Notes for System Admin

This section is only relevant to system admins. If you are a user you can ignore this page.

AWS setup

Setting Up Your IAW User and Account

This is a one-time job for the system admin, done through GUI

FIXME: the approach below will gave every one in the group the full access to the whole bucket, so everyone can read and edit others’ file, that would be convenient but also dangerous. Need to manage it better next step

  • Log into AWS Console:
    • Navigate to AWS Console.
    • Sign up for a root AWS account if you’re new, else log in.
  • Search for IAW:
    • After logging in, search for “IAW” using the top search bar.
  • Creat Group
    • Click “User groups” on the left.
    • Attach “AmazonS3FullAccess” for this group
    • Add Users to this group.
  • Add user and set up access key
    • GUI/or maybe for root user (first time to set up the access key)
      • Add User:
        • Click “Users” on the left and then click “Create user” on the right.
        • Click “Next” following instructions.
      • Manage Access Keys:
        • Find “Security recommendations” on the IAW dashboard.
        • Click “Manage access keys”.
      • Create an Access Key:
        • Go to the “Access keys” section.
        • Select “Create access key”.
      • Retrieve Your Access Key and Secret Access Key:
        • A dialogue will show your Access Key ID and Secret Access Key.
        • Check the box, then click “Next”.
        • Download a copy of these keys for safekeeping.
    • CLI (change to root access)
       aws iam create-user --user-name YourUserName
       aws iam add-user-to-group --user-name YourUserName --group-name Gao-lab
       aws iam create-access-key --user-name YourUserName
       # create password 
       aws iam create-login-profile --user-name YourUserName --password NEW_PASSWORD
      

      copy these keys for safekeeping.

  • Configure AWS CLI:
    • Run the following in your terminal:
      aws configure
      
    • Provide:
      • Your Access Key ID and Secret Access Key.
      • Region: us-east-1.
      • Output format (e.g., yaml).

Create project S3 Bucket

To create an S3 bucket, ensure your $S3_BUCKET name is globally unique and in lowercase. For example:

aws s3api create-bucket --bucket $S3_BUCKET --region $AWS_REGION

Example:

aws s3api create-bucket --bucket cumc-gao --region us-east-1

AWS storage quota increase request

When we submit too many jobs each loads large EB2 volume, we may see in jobs submitted later that:

2024-02-21T02:39:10.861: Failed to create float data volume, error: VolumeLimitExceeded: You have exceeded your maximum gp3 storage limit of 50 TiB in this region. Please contact AWS Support to request an Elastic Block Store service limit increase.

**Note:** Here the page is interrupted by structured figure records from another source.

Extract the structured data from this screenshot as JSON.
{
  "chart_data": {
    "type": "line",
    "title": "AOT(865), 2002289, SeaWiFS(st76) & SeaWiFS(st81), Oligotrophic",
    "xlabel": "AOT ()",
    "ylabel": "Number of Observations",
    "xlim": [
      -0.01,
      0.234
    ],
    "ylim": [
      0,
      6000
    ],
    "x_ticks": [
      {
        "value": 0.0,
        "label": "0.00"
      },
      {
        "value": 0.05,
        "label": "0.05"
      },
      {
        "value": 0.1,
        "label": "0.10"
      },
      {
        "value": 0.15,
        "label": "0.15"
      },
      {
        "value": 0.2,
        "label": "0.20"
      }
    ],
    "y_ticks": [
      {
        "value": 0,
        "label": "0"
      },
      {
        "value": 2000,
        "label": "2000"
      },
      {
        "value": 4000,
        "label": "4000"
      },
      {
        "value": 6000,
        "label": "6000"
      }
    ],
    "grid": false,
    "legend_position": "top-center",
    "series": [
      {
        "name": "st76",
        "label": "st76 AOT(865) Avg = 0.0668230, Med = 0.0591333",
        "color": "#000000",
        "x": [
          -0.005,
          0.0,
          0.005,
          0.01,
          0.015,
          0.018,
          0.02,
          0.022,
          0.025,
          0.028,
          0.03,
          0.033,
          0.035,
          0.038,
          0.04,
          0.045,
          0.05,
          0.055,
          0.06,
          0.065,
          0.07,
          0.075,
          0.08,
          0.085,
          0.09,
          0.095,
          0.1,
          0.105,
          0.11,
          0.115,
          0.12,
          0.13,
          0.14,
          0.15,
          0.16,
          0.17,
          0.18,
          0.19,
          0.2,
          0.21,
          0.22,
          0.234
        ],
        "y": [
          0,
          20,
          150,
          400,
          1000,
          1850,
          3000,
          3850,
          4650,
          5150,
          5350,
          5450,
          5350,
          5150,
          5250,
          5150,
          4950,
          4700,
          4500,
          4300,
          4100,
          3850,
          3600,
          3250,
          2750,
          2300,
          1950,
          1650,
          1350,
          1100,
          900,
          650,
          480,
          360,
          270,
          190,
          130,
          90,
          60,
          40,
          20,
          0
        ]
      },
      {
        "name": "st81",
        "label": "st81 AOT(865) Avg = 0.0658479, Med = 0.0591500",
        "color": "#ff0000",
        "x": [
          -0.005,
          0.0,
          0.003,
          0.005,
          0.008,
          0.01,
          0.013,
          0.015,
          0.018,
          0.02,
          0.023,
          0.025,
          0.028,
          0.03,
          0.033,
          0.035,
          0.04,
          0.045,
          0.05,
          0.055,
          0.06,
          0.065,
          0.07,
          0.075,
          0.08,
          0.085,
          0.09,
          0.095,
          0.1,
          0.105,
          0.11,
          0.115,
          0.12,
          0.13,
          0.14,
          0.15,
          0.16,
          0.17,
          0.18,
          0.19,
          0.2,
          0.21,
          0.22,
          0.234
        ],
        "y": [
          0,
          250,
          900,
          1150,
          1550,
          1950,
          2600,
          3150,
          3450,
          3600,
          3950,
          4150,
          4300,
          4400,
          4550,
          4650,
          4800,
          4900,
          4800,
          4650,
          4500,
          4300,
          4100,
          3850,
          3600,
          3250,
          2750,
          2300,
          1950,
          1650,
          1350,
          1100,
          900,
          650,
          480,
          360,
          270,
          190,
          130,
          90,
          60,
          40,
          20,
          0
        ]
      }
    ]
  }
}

Although it is possible to ask AWS customer service to increase this limit, since EB2 volume should hold just temporary files, 50TB is a decent limit. If your jobs uses more than 50TB EB2 volume on the fly to support the computing, it is advised to examine into your jobs and decide if this is truly necessary (likely not!).

MMCloud setup

MMCloud account management

First, login as admin,

float login -u <admin username> -p <admin passwd> -a /<op_center_ip_address>

Then create a new user for example tom,

float user add tom

Setup MMCloud OpCenter

MMCloud OpCenter is analogous to the login node on a HPC.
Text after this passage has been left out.